Opinion
2002-00536
Submitted January 23, 2003.
February 18, 2003.
In an action to recover damages for personal injuries, the plaintiff appeals from an order of the Supreme Court, Queens County (Flug, J.), dated November 26, 2001, which granted the defendant's motion for summary judgment dismissing the complaint.
Riconda Garnett, LLP, Valley Stream, N.Y. (John Riconda of counsel), for appellant.
Michael A. Cardozo, Corporation Counsel, New York, N.Y. (Leonard Koerner and Ellen B. Fishman of counsel), for respondent.
Before: NANCY E. SMITH, J.P., GLORIA GOLDSTEIN, STEPHEN G. CRANE, REINALDO E. RIVERA, JJ.
DECISION ORDER
ORDERED that the order is affirmed, with costs.
The plaintiff, then a sixth-grade student, was injured when a fellow student allegedly intentionally tripped him during a graduation ceremony rehearsal.

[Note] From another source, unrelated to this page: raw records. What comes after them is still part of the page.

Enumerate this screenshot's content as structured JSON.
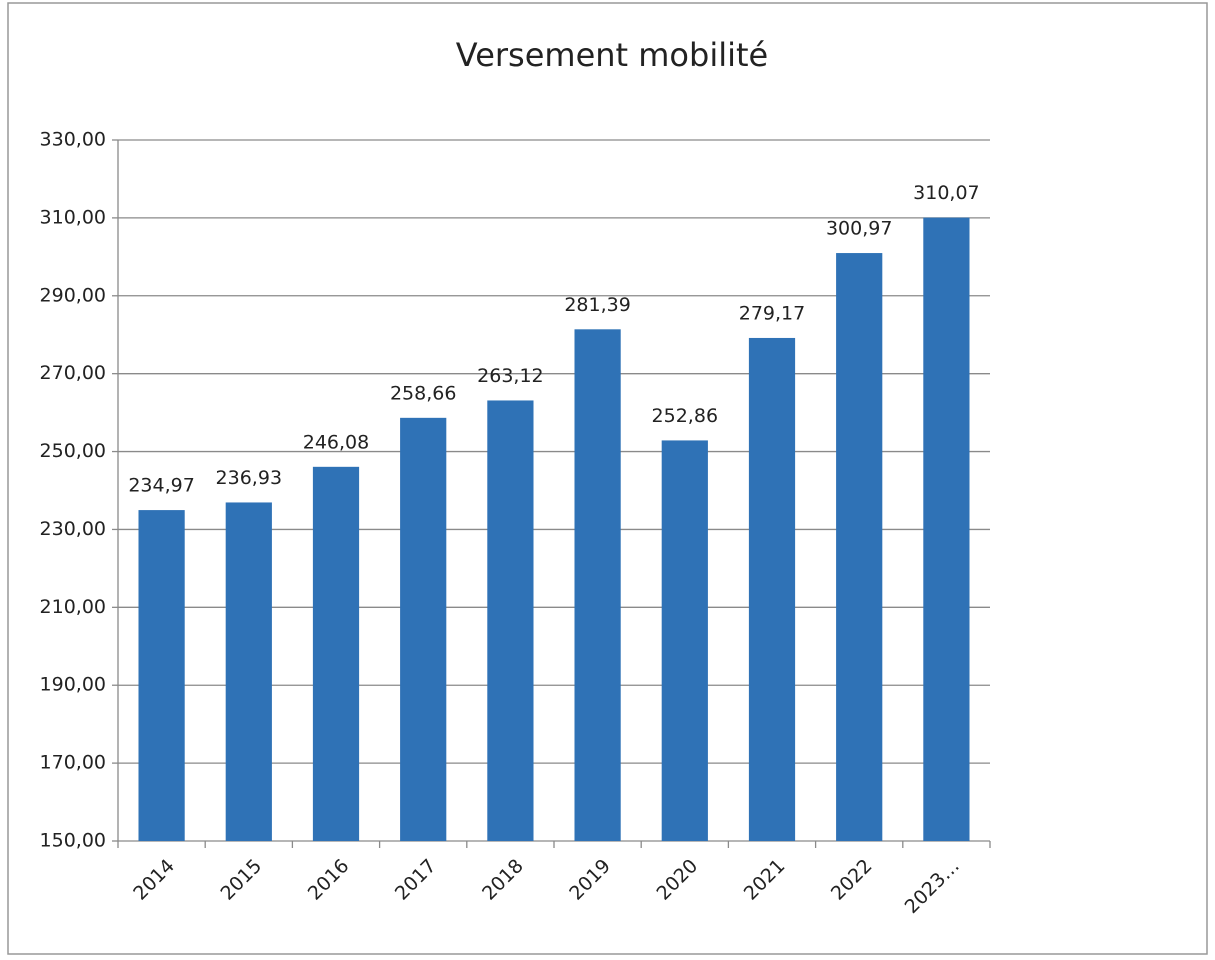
{
  "chart_data": {
    "type": "bar",
    "title": "Versement mobilité",
    "categories": [
      "2014",
      "2015",
      "2016",
      "2017",
      "2018",
      "2019",
      "2020",
      "2021",
      "2022",
      "2023…"
    ],
    "values": [
      234.97,
      236.93,
      246.08,
      258.66,
      263.12,
      281.39,
      252.86,
      279.17,
      300.97,
      310.07
    ],
    "value_labels": [
      "234,97",
      "236,93",
      "246,08",
      "258,66",
      "263,12",
      "281,39",
      "252,86",
      "279,17",
      "300,97",
      "310,07"
    ],
    "color": "#2f72b6",
    "ylim": [
      150,
      330
    ],
    "yticks": [
      {
        "value": 150,
        "label": "150,00"
      },
      {
        "value": 170,
        "label": "170,00"
      },
      {
        "value": 190,
        "label": "190,00"
      },
      {
        "value": 210,
        "label": "210,00"
      },
      {
        "value": 230,
        "label": "230,00"
      },
      {
        "value": 250,
        "label": "250,00"
      },
      {
        "value": 270,
        "label": "270,00"
      },
      {
        "value": 290,
        "label": "290,00"
      },
      {
        "value": 310,
        "label": "310,00"
      },
      {
        "value": 330,
        "label": "330,00"
      }
    ],
    "grid": true
  }
}
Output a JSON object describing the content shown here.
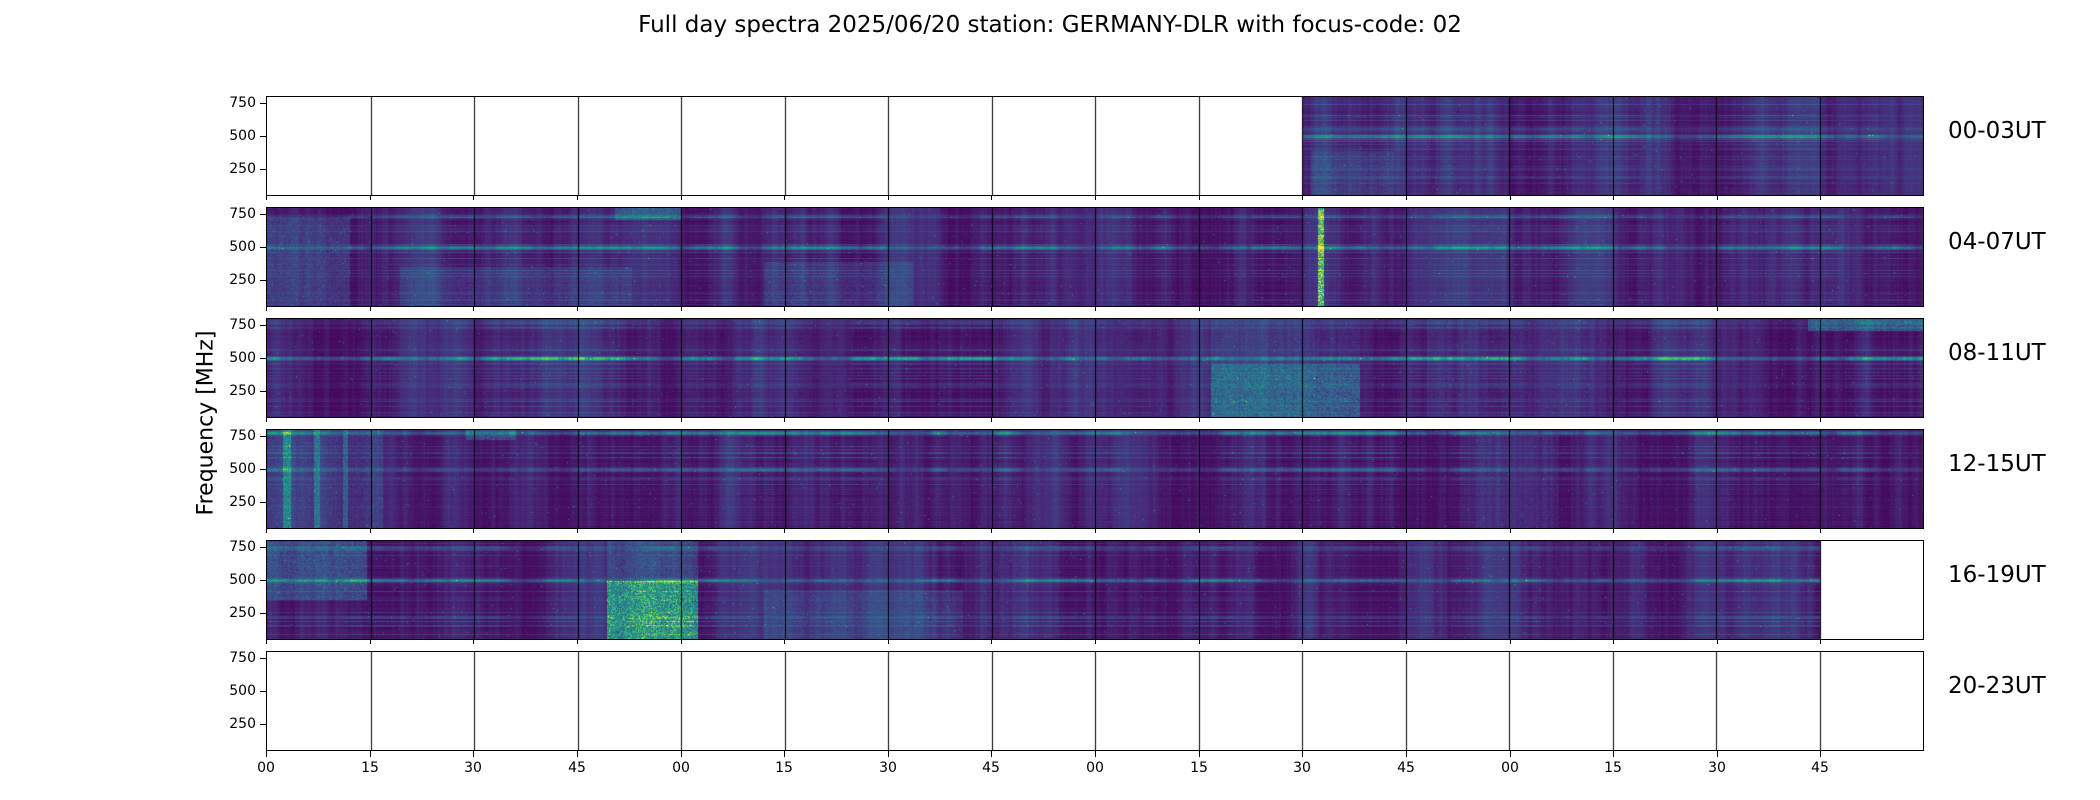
{
  "figure": {
    "background": "#ffffff",
    "frame_color": "#000000"
  },
  "chart_data": {
    "type": "heatmap",
    "title": "Full day spectra 2025/06/20 station: GERMANY-DLR with focus-code: 02",
    "ylabel": "Frequency [MHz]",
    "xlabel": "",
    "colormap": "viridis",
    "colormap_stops": [
      "#440154",
      "#482878",
      "#3e4a89",
      "#31688e",
      "#26828e",
      "#1f9e89",
      "#35b779",
      "#6dcd59",
      "#fde725"
    ],
    "y_range_mhz": [
      50,
      800
    ],
    "y_tick_labels": [
      "750",
      "500",
      "250"
    ],
    "y_tick_values": [
      750,
      500,
      250
    ],
    "x_tick_labels": [
      "00",
      "15",
      "30",
      "45",
      "00",
      "15",
      "30",
      "45",
      "00",
      "15",
      "30",
      "45",
      "00",
      "15",
      "30",
      "45"
    ],
    "segments_per_row": 16,
    "minutes_per_segment": 15,
    "grid": false,
    "legend": "none",
    "rows": [
      {
        "label": "00-03UT",
        "coverage": [
          0.625,
          1.0
        ],
        "hlines": [
          {
            "mhz": 500,
            "intensity": 0.32
          },
          {
            "mhz": 560,
            "intensity": 0.14
          },
          {
            "mhz": 250,
            "intensity": 0.08
          }
        ],
        "vlines": [],
        "patches": [
          {
            "x": 0.63,
            "w": 0.05,
            "y": 0.55,
            "h": 0.45,
            "intensity": 0.14
          }
        ]
      },
      {
        "label": "04-07UT",
        "coverage": [
          0.0,
          1.0
        ],
        "hlines": [
          {
            "mhz": 500,
            "intensity": 0.38
          },
          {
            "mhz": 740,
            "intensity": 0.12
          }
        ],
        "vlines": [
          {
            "x": 0.636,
            "intensity": 0.85,
            "width": 0.003
          }
        ],
        "patches": [
          {
            "x": 0.0,
            "w": 0.05,
            "y": 0.1,
            "h": 0.9,
            "intensity": 0.2
          },
          {
            "x": 0.08,
            "w": 0.14,
            "y": 0.6,
            "h": 0.4,
            "intensity": 0.13
          },
          {
            "x": 0.3,
            "w": 0.09,
            "y": 0.55,
            "h": 0.45,
            "intensity": 0.13
          },
          {
            "x": 0.21,
            "w": 0.04,
            "y": 0.0,
            "h": 0.12,
            "intensity": 0.3
          }
        ]
      },
      {
        "label": "08-11UT",
        "coverage": [
          0.0,
          1.0
        ],
        "hlines": [
          {
            "mhz": 500,
            "intensity": 0.5
          },
          {
            "mhz": 770,
            "intensity": 0.14
          },
          {
            "mhz": 300,
            "intensity": 0.08
          }
        ],
        "vlines": [],
        "patches": [
          {
            "x": 0.57,
            "w": 0.09,
            "y": 0.45,
            "h": 0.55,
            "intensity": 0.42
          },
          {
            "x": 0.57,
            "w": 0.09,
            "y": 0.0,
            "h": 0.45,
            "intensity": 0.12
          },
          {
            "x": 0.93,
            "w": 0.07,
            "y": 0.0,
            "h": 0.12,
            "intensity": 0.35
          },
          {
            "x": 0.7,
            "w": 0.12,
            "y": 0.0,
            "h": 1.0,
            "intensity": 0.07
          }
        ]
      },
      {
        "label": "12-15UT",
        "coverage": [
          0.0,
          1.0
        ],
        "hlines": [
          {
            "mhz": 780,
            "intensity": 0.45
          },
          {
            "mhz": 500,
            "intensity": 0.3
          },
          {
            "mhz": 430,
            "intensity": 0.1
          }
        ],
        "vlines": [
          {
            "x": 0.012,
            "intensity": 0.45,
            "width": 0.004
          },
          {
            "x": 0.03,
            "intensity": 0.35,
            "width": 0.003
          },
          {
            "x": 0.047,
            "intensity": 0.3,
            "width": 0.002
          }
        ],
        "patches": [
          {
            "x": 0.0,
            "w": 0.07,
            "y": 0.0,
            "h": 1.0,
            "intensity": 0.16
          },
          {
            "x": 0.73,
            "w": 0.05,
            "y": 0.0,
            "h": 1.0,
            "intensity": 0.09
          },
          {
            "x": 0.12,
            "w": 0.03,
            "y": 0.0,
            "h": 0.1,
            "intensity": 0.3
          }
        ]
      },
      {
        "label": "16-19UT",
        "coverage": [
          0.0,
          0.9375
        ],
        "hlines": [
          {
            "mhz": 500,
            "intensity": 0.35
          },
          {
            "mhz": 750,
            "intensity": 0.18
          }
        ],
        "vlines": [],
        "patches": [
          {
            "x": 0.205,
            "w": 0.055,
            "y": 0.4,
            "h": 0.6,
            "intensity": 0.75
          },
          {
            "x": 0.205,
            "w": 0.055,
            "y": 0.0,
            "h": 0.4,
            "intensity": 0.22
          },
          {
            "x": 0.0,
            "w": 0.06,
            "y": 0.0,
            "h": 0.6,
            "intensity": 0.28
          },
          {
            "x": 0.3,
            "w": 0.12,
            "y": 0.5,
            "h": 0.5,
            "intensity": 0.13
          },
          {
            "x": 0.43,
            "w": 0.03,
            "y": 0.0,
            "h": 1.0,
            "intensity": 0.1
          }
        ]
      },
      {
        "label": "20-23UT",
        "coverage": [
          0.0,
          0.0
        ],
        "hlines": [],
        "vlines": [],
        "patches": []
      }
    ]
  }
}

The defendant sustained its burden of establishing that it had no actual or constructive notice of prior, similar misconduct (see Mirand v. City of New York, 84 N.Y.2d 44). Even assuming, as the plaintiff contends, that the fellow student had prior disciplinary problems that were reported to school officials, the disciplinary problems were not of a nature to place the defendant on notice of the instant situation (see Morman v. Ossining Union Free School Dist., 297 A.D.2d 788, 789; Janukajtis v. Fallon, 284 A.D.2d 428, 430). In addition, there is no evidence to establish that any purported negligence on the defendant's part was the proximate cause of the injuries. According to the plaintiff's testimony, the fellow student, who was standing behind him in line, tripped him by stepping on his heel. Under the circumstances, the incident happened in "so short a span of time that `even the most intense supervision could not have prevented it'" (Janukajtis v. Fallon, supra at 430, quoting Convey v. City of Rye School Dist., 271 A.D.2d 154, 160; see O'Neal v. Archdioceses of N.Y., 286 A.D.2d 757).
SMITH, J.P., GOLDSTEIN, CRANE and RIVERA, JJ., concur.